Неоправданный синтез? Почему я не смешиваю науку с религией
Третий вопрос, который вправе задать читатели как из числа ученых, так и из числа верующих, состоит в том, что мой подход призывает к смешению науки с религией, к размыванию их достаточно четких границ и к превращению одной в другую, чего делать нельзя. Честно говоря, раньше такое бывало[369], но я предлагаю вовсе не это. Я с радостью признаю, уважаю и ценю разницу в природе и предмете науки и религии и ничуть не пытаюсь их смешивать.
Несколько лет назад умер один мой коллега. Он был выдающимся богословом, и я вместе со всеми пришел на его похороны, чтобы почтить его память. Во время отпевания и поминального банкета я слышал много историй о покойном. Какой это был ученый. Какой муж. Отец. Друг. Как он любил долгие прогулки. Каждая из этих историй освещала для меня какую-то сторону его личности – однако ни одна не определяла его как личность. Он был и ученым, и мужем, и отцом – но все это были лишь отдельные его свойства, а он был гораздо больше, чем любое из них. Так вот, чтобы воздать должное всей сложности и богатству нашей Вселенной, нам надо смотреть на нее с разных точек зрения.
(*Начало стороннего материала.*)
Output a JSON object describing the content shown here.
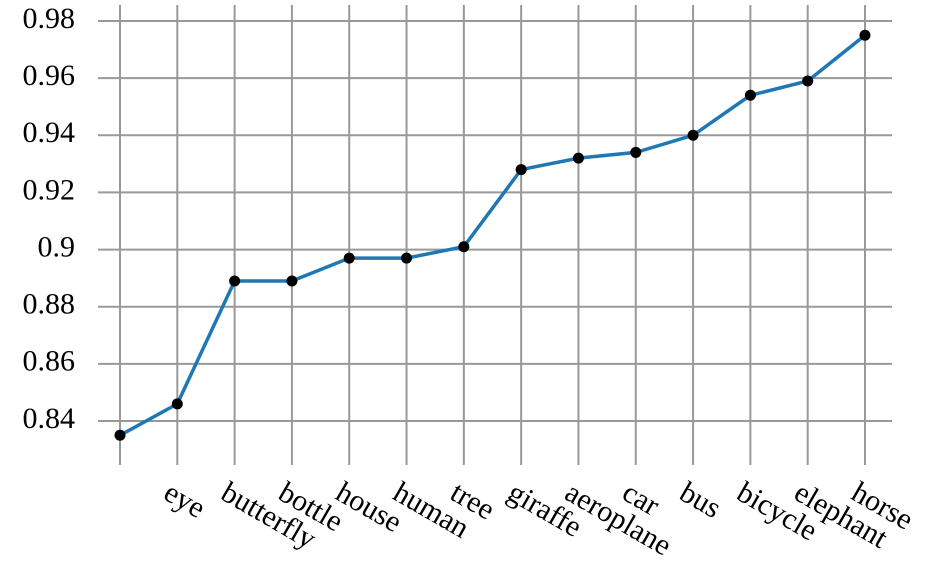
{
  "chart_data": {
    "type": "line",
    "categories": [
      null,
      "eye",
      "butterfly",
      "bottle",
      "house",
      "human",
      "tree",
      "giraffe",
      "aeroplane",
      "car",
      "bus",
      "bicycle",
      "elephant",
      "horse"
    ],
    "values": [
      0.835,
      0.846,
      0.889,
      0.889,
      0.897,
      0.897,
      0.901,
      0.928,
      0.932,
      0.934,
      0.94,
      0.954,
      0.959,
      0.975
    ],
    "color": "#1f77b4",
    "marker_color": "#000000",
    "ylim": [
      0.8246,
      0.9856
    ],
    "yticks": [
      0.84,
      0.86,
      0.88,
      0.9,
      0.92,
      0.94,
      0.96,
      0.98
    ],
    "grid": true
  }
}
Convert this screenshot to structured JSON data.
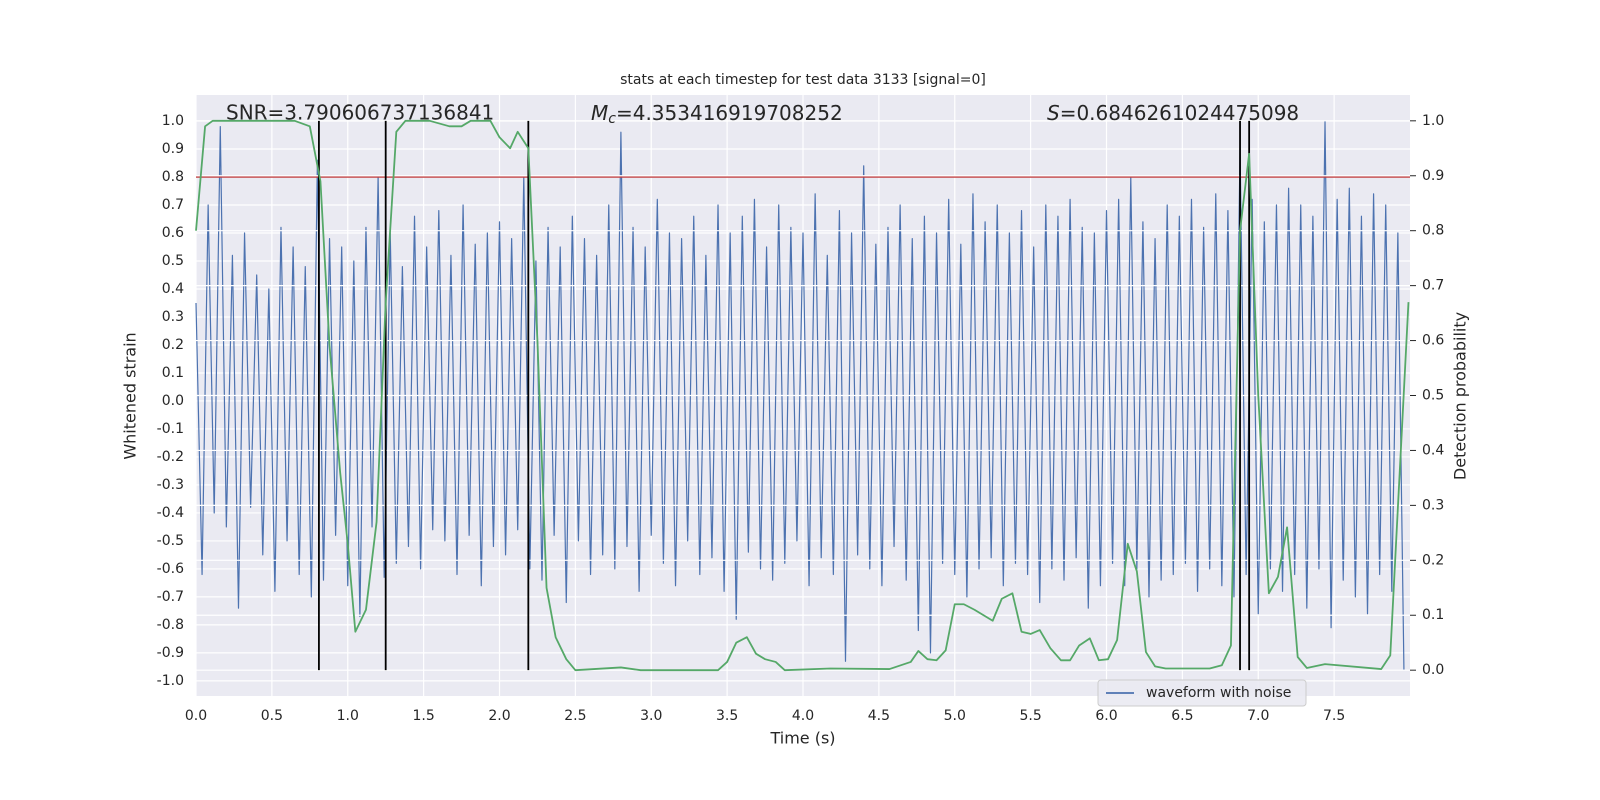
{
  "chart_data": {
    "type": "line",
    "title": "stats at each timestep for test data 3133 [signal=0]",
    "x_label": "Time (s)",
    "y_label": "Whitened strain",
    "y2_label": "Detection probability",
    "annotations": [
      {
        "text": "SNR=3.790606737136841"
      },
      {
        "symbol": "M",
        "subscript": "c",
        "text": "=4.353416919708252"
      },
      {
        "symbol": "S",
        "text": "=0.6846261024475098"
      }
    ],
    "xlim": [
      0,
      8
    ],
    "xticks": [
      {
        "value": 0,
        "label": "0.0"
      },
      0.5,
      {
        "value": 1,
        "label": "1.0"
      },
      1.5,
      {
        "value": 2,
        "label": "2.0"
      },
      2.5,
      {
        "value": 3,
        "label": "3.0"
      },
      3.5,
      {
        "value": 4,
        "label": "4.0"
      },
      4.5,
      {
        "value": 5,
        "label": "5.0"
      },
      5.5,
      {
        "value": 6,
        "label": "6.0"
      },
      6.5,
      {
        "value": 7,
        "label": "7.0"
      },
      7.5
    ],
    "ylim": [
      -1.054,
      1.093
    ],
    "yticks": [
      {
        "value": -1,
        "label": "-1.0"
      },
      -0.9,
      -0.8,
      -0.7,
      -0.6,
      -0.5,
      -0.4,
      -0.3,
      -0.2,
      -0.1,
      {
        "value": 0,
        "label": "0.0"
      },
      0.1,
      0.2,
      0.3,
      0.4,
      0.5,
      0.6,
      0.7,
      0.8,
      0.9,
      {
        "value": 1,
        "label": "1.0"
      }
    ],
    "y2lim": [
      -0.047,
      1.047
    ],
    "y2ticks": [
      {
        "value": 0,
        "label": "0.0"
      },
      0.1,
      0.2,
      0.3,
      0.4,
      0.5,
      0.6,
      0.7,
      0.8,
      0.9,
      {
        "value": 1,
        "label": "1.0"
      }
    ],
    "grid": true,
    "legend": "lower right",
    "series": [
      {
        "name": "waveform with noise",
        "color": "#4c72b0",
        "x": [
          0,
          0.04,
          0.08,
          0.12,
          0.16,
          0.2,
          0.24,
          0.28,
          0.32,
          0.36,
          0.4,
          0.44,
          0.48,
          0.52,
          0.56,
          0.6,
          0.64,
          0.68,
          0.72,
          0.76,
          0.8,
          0.84,
          0.88,
          0.92,
          0.96,
          1,
          1.04,
          1.08,
          1.12,
          1.16,
          1.2,
          1.24,
          1.28,
          1.32,
          1.36,
          1.4,
          1.44,
          1.48,
          1.52,
          1.56,
          1.6,
          1.64,
          1.68,
          1.72,
          1.76,
          1.8,
          1.84,
          1.88,
          1.92,
          1.96,
          2,
          2.04,
          2.08,
          2.12,
          2.16,
          2.2,
          2.24,
          2.28,
          2.32,
          2.36,
          2.4,
          2.44,
          2.48,
          2.52,
          2.56,
          2.6,
          2.64,
          2.68,
          2.72,
          2.76,
          2.8,
          2.84,
          2.88,
          2.92,
          2.96,
          3,
          3.04,
          3.08,
          3.12,
          3.16,
          3.2,
          3.24,
          3.28,
          3.32,
          3.36,
          3.4,
          3.44,
          3.48,
          3.52,
          3.56,
          3.6,
          3.64,
          3.68,
          3.72,
          3.76,
          3.8,
          3.84,
          3.88,
          3.92,
          3.96,
          4,
          4.04,
          4.08,
          4.12,
          4.16,
          4.2,
          4.24,
          4.28,
          4.32,
          4.36,
          4.4,
          4.44,
          4.48,
          4.52,
          4.56,
          4.6,
          4.64,
          4.68,
          4.72,
          4.76,
          4.8,
          4.84,
          4.88,
          4.92,
          4.96,
          5,
          5.04,
          5.08,
          5.12,
          5.16,
          5.2,
          5.24,
          5.28,
          5.32,
          5.36,
          5.4,
          5.44,
          5.48,
          5.52,
          5.56,
          5.6,
          5.64,
          5.68,
          5.72,
          5.76,
          5.8,
          5.84,
          5.88,
          5.92,
          5.96,
          6,
          6.04,
          6.08,
          6.12,
          6.16,
          6.2,
          6.24,
          6.28,
          6.32,
          6.36,
          6.4,
          6.44,
          6.48,
          6.52,
          6.56,
          6.6,
          6.64,
          6.68,
          6.72,
          6.76,
          6.8,
          6.84,
          6.88,
          6.92,
          6.96,
          7,
          7.04,
          7.08,
          7.12,
          7.16,
          7.2,
          7.24,
          7.28,
          7.32,
          7.36,
          7.4,
          7.44,
          7.48,
          7.52,
          7.56,
          7.6,
          7.64,
          7.68,
          7.72,
          7.76,
          7.8,
          7.84,
          7.88,
          7.92,
          7.96
        ],
        "values": [
          0.35,
          -0.62,
          0.7,
          -0.4,
          0.98,
          -0.45,
          0.52,
          -0.74,
          0.6,
          -0.38,
          0.45,
          -0.55,
          0.4,
          -0.68,
          0.62,
          -0.5,
          0.55,
          -0.62,
          0.48,
          -0.7,
          0.86,
          -0.64,
          0.58,
          -0.48,
          0.55,
          -0.66,
          0.5,
          -0.77,
          0.62,
          -0.45,
          0.8,
          -0.63,
          0.6,
          -0.58,
          0.48,
          -0.52,
          0.66,
          -0.6,
          0.55,
          -0.46,
          0.68,
          -0.5,
          0.52,
          -0.62,
          0.7,
          -0.48,
          0.56,
          -0.66,
          0.6,
          -0.52,
          0.64,
          -0.55,
          0.58,
          -0.46,
          0.8,
          -0.6,
          0.5,
          -0.64,
          0.62,
          -0.48,
          0.55,
          -0.72,
          0.66,
          -0.5,
          0.58,
          -0.62,
          0.52,
          -0.55,
          0.7,
          -0.6,
          0.96,
          -0.52,
          0.62,
          -0.68,
          0.55,
          -0.48,
          0.72,
          -0.58,
          0.6,
          -0.66,
          0.58,
          -0.5,
          0.66,
          -0.62,
          0.52,
          -0.56,
          0.7,
          -0.68,
          0.6,
          -0.78,
          0.66,
          -0.54,
          0.72,
          -0.6,
          0.55,
          -0.64,
          0.7,
          -0.58,
          0.62,
          -0.5,
          0.6,
          -0.66,
          0.74,
          -0.56,
          0.52,
          -0.62,
          0.68,
          -0.93,
          0.6,
          -0.55,
          0.84,
          -0.6,
          0.56,
          -0.66,
          0.62,
          -0.52,
          0.7,
          -0.64,
          0.58,
          -0.82,
          0.66,
          -0.9,
          0.6,
          -0.58,
          0.72,
          -0.62,
          0.56,
          -0.7,
          0.74,
          -0.6,
          0.64,
          -0.56,
          0.7,
          -0.66,
          0.6,
          -0.58,
          0.68,
          -0.62,
          0.55,
          -0.72,
          0.7,
          -0.6,
          0.66,
          -0.64,
          0.72,
          -0.56,
          0.62,
          -0.74,
          0.6,
          -0.66,
          0.68,
          -0.58,
          0.72,
          -0.66,
          0.8,
          -0.6,
          0.64,
          -0.7,
          0.58,
          -0.64,
          0.7,
          -0.62,
          0.66,
          -0.58,
          0.72,
          -0.68,
          0.62,
          -0.6,
          0.74,
          -0.66,
          0.68,
          -0.7,
          0.9,
          -0.62,
          0.72,
          -0.76,
          0.64,
          -0.6,
          0.7,
          -0.68,
          0.76,
          -0.62,
          0.7,
          -0.74,
          0.66,
          -0.6,
          1,
          -0.81,
          0.72,
          -0.64,
          0.76,
          -0.7,
          0.66,
          -0.76,
          0.74,
          -0.62,
          0.7,
          -0.68,
          0.6,
          -0.96
        ]
      },
      {
        "color": "#55a868",
        "axis": "y2",
        "x": [
          0,
          0.06,
          0.11,
          0.65,
          0.75,
          0.82,
          0.88,
          0.95,
          1,
          1.05,
          1.12,
          1.19,
          1.25,
          1.32,
          1.38,
          1.54,
          1.67,
          1.75,
          1.81,
          1.94,
          2,
          2.07,
          2.12,
          2.19,
          2.25,
          2.31,
          2.37,
          2.44,
          2.5,
          2.8,
          2.93,
          3.44,
          3.5,
          3.56,
          3.63,
          3.69,
          3.75,
          3.82,
          3.88,
          4.18,
          4.57,
          4.71,
          4.76,
          4.82,
          4.88,
          4.94,
          5,
          5.06,
          5.13,
          5.19,
          5.25,
          5.31,
          5.38,
          5.44,
          5.5,
          5.56,
          5.63,
          5.7,
          5.76,
          5.82,
          5.89,
          5.95,
          6.01,
          6.07,
          6.14,
          6.2,
          6.26,
          6.32,
          6.39,
          6.68,
          6.76,
          6.82,
          6.88,
          6.94,
          7,
          7.07,
          7.13,
          7.19,
          7.26,
          7.32,
          7.44,
          7.81,
          7.87,
          7.99
        ],
        "values": [
          0.8,
          0.99,
          1,
          1,
          0.99,
          0.89,
          0.59,
          0.36,
          0.23,
          0.07,
          0.11,
          0.27,
          0.67,
          0.98,
          1,
          1,
          0.99,
          0.99,
          1,
          1,
          0.97,
          0.95,
          0.98,
          0.95,
          0.6,
          0.15,
          0.06,
          0.02,
          0,
          0.005,
          0,
          0,
          0.015,
          0.05,
          0.06,
          0.03,
          0.02,
          0.015,
          0,
          0.003,
          0.002,
          0.015,
          0.035,
          0.02,
          0.018,
          0.036,
          0.12,
          0.12,
          0.11,
          0.1,
          0.09,
          0.13,
          0.14,
          0.07,
          0.066,
          0.073,
          0.04,
          0.018,
          0.018,
          0.045,
          0.058,
          0.018,
          0.02,
          0.055,
          0.23,
          0.18,
          0.033,
          0.007,
          0.003,
          0.003,
          0.009,
          0.045,
          0.8,
          0.94,
          0.5,
          0.14,
          0.17,
          0.26,
          0.024,
          0.004,
          0.011,
          0.002,
          0.027,
          0.67
        ]
      }
    ],
    "hlines": [
      {
        "value": 0.8,
        "axis": "y",
        "color": "#c03d3e"
      }
    ],
    "vlines": {
      "x": [
        0.81,
        1.25,
        2.19,
        6.88,
        6.94
      ],
      "ymin": 0,
      "ymax": 1,
      "axis": "y2",
      "color": "#000000"
    }
  }
}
Лучше всего мой подход описывает выражение «сплетение нарративов». Мы уже видели, что люди определяют свое самосознание, исходя из множества нарративов[370]. Именно так люди функционируют как общественные животные. Пытаясь осмыслить мир, мы сплетаем воедино религиозные, политические, социальные и культурные нарративы. Это краски на нашей палитре, позволяющие уйти от упрощенческой, неадекватной черно-белой картины мира. Для нас естественно сплетать нити этих нарративов – и естественно разбираться, как они взаимодействуют: в каких узлах какая нить важнее, как ослабить напряжение и как разрешить мнимые противоречия между ними. Идея «множества карт» Мэри Миджли, она же идея «множества окон», в которые мы видим реальность, – это отражение той же темы. Ни один сюжет, ни один угол зрения, ни одна традиция исследований не подходит для работы с человеческим опытом во всем его богатстве и сложности.
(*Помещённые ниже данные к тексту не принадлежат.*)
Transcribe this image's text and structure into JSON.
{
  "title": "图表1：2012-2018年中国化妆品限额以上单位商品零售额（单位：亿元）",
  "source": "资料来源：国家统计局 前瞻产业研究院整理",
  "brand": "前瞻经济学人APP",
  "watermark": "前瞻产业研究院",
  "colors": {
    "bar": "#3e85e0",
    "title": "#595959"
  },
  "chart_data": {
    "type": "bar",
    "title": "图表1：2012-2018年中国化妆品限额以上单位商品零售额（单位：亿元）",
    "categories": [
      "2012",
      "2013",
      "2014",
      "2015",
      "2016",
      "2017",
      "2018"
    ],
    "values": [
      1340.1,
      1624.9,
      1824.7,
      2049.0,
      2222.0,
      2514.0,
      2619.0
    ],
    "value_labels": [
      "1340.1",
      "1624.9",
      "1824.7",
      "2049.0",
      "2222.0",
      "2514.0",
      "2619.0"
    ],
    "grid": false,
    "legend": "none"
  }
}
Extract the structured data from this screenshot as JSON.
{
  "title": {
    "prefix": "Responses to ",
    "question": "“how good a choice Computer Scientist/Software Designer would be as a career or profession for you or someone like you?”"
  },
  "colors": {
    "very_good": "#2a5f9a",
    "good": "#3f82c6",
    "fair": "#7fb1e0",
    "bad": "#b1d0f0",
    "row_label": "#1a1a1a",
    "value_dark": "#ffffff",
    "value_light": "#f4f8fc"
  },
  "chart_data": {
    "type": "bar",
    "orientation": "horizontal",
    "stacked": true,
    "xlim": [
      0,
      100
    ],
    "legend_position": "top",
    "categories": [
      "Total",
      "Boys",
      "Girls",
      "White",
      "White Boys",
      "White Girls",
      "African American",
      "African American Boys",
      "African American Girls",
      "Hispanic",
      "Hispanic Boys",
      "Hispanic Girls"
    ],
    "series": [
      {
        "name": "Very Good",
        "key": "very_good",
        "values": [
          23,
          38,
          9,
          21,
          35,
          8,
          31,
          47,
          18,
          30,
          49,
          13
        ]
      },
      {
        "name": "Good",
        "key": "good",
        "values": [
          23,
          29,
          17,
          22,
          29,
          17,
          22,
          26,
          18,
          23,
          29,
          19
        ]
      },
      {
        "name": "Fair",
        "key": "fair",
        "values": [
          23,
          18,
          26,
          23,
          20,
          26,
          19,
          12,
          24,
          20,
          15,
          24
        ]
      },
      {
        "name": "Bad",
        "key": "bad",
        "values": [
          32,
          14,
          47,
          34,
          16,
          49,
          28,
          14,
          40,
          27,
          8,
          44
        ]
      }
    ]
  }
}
Сплетение нарративов необходимо для изучения «последних вопросов», которые упорно не желают нас покидать. Чтобы правильно на них ответить, нам нужно свести воедино разные подходы и признать существование разных уровней смысла – например, жизненных целей, ценностей, ощущения собственной производительности и основы для чувства собственного достоинства[371]. Я предлагаю не какую-то грубую гомогенизацию нарративов. Это как палитра художника: нужно признавать ценность каждой краски по отдельности и должным образом применять их для передачи богатой фактуры и яркости нашего мира.